Una storyline semplice in cui i personaggi danno vita a un poema bucolico che accarezza la tragedia con un naturalismo di abbagliante bellezza, mettendo in contatto le esistenze di una donna e due uomini quasi in una bolla al di là dello spazio e del tempo, nonostante l'ombra della guerra abbia un peso specifico non trascurabile. E questa atemporalità è proprio uno degli elementi che rende il film ancora così attuale. Nel vortice della vita, Catherine, Jules e Jim si conoscono e si riconoscono, e il tourbillon dei sentimenti sembra galleggiare nell'illusione che tutto possa andare per il meglio.
Tra Parigi, la Costa Azzurra e l'Alsazia, scorre una storia che intreccia amore e amicizia, senza preoccuparsi di separare i due sentimenti. Temi forti affrontati con una leggerezza pura e aerea, secondo uno stile che diventerà il tratto distintivo dell'idea di cinema di François Truffaut. La scelta del regista di non trarre un giudizio morale del comportamento dei personaggi, ritenuto oltraggioso all'epoca dell'uscita del film, scatenò le ire di molti che chiesero l'intervento della censura.

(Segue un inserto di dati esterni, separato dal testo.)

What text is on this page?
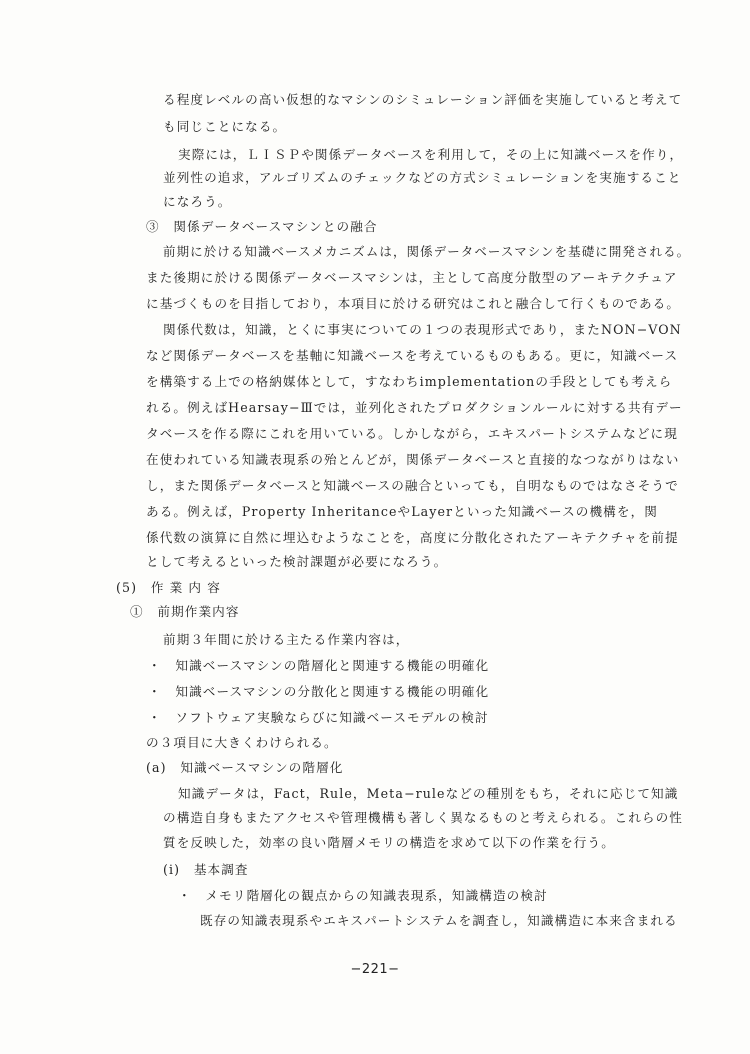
る程度レベルの高い仮想的なマシンのシミュレーション評価を実施していると考えて
も同じことになる。
実際には，ＬＩＳＰや関係データベースを利用して，その上に知識ベースを作り，
並列性の追求，アルゴリズムのチェックなどの方式シミュレーションを実施すること
になろう。
③　関係データベースマシンとの融合
前期に於ける知識ベースメカニズムは，関係データベースマシンを基礎に開発される。
また後期に於ける関係データベースマシンは，主として高度分散型のアーキテクチュア
に基づくものを目指しており，本項目に於ける研究はこれと融合して行くものである。
関係代数は，知識，とくに事実についての１つの表現形式であり，またNON−VON
など関係データベースを基軸に知識ベースを考えているものもある。更に，知識ベース
を構築する上での格納媒体として，すなわちimplementationの手段としても考えら
れる。例えばHearsay−Ⅲでは，並列化されたプロダクションルールに対する共有デー
タベースを作る際にこれを用いている。しかしながら，エキスパートシステムなどに現
在使われている知識表現系の殆とんどが，関係データベースと直接的なつながりはない
し，また関係データベースと知識ベースの融合といっても，自明なものではなさそうで
ある。例えば，Property InheritanceやLayerといった知識ベースの機構を，関
係代数の演算に自然に埋込むようなことを，高度に分散化されたアーキテクチャを前提
として考えるといった検討課題が必要になろう。
(5)　作 業 内 容
①　前期作業内容
前期３年間に於ける主たる作業内容は，
・　知識ベースマシンの階層化と関連する機能の明確化
・　知識ベースマシンの分散化と関連する機能の明確化
・　ソフトウェア実験ならびに知識ベースモデルの検討
の３項目に大きくわけられる。
(a)　知識ベースマシンの階層化
知識データは，Fact，Rule，Meta−ruleなどの種別をもち，それに応じて知識
の構造自身もまたアクセスや管理機構も著しく異なるものと考えられる。これらの性
質を反映した，効率の良い階層メモリの構造を求めて以下の作業を行う。
(i)　基本調査
・　メモリ階層化の観点からの知識表現系，知識構造の検討
既存の知識表現系やエキスパートシステムを調査し，知識構造に本来含まれる
−221−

Accarezzata dalla macchina da presa, Jeanne Moreau diventa un simbolo di libertà e anticonformismo che attraversa di corsa il film, irrequieta ma consapevole di fare un salto nella storia dell'immaginario collettivo. La sua femminilità angelicata, resa eterea dagli abiti Belle Époque, si alterna alla divertita reinterpretazione del ruolo della donna, un gioioso oggetto del desiderio venato di malinconia con baffi finti e berretto da galeotto. Tutto è gioco, tutto è sofferenza.
«La vita era come una strana vacanza. Mai Jules e Jim avevano giocato una partita a domino così importante. Il tempo passava. La felicità si racconta male perché non ha parole, ma si consuma e nessuno se ne accorge».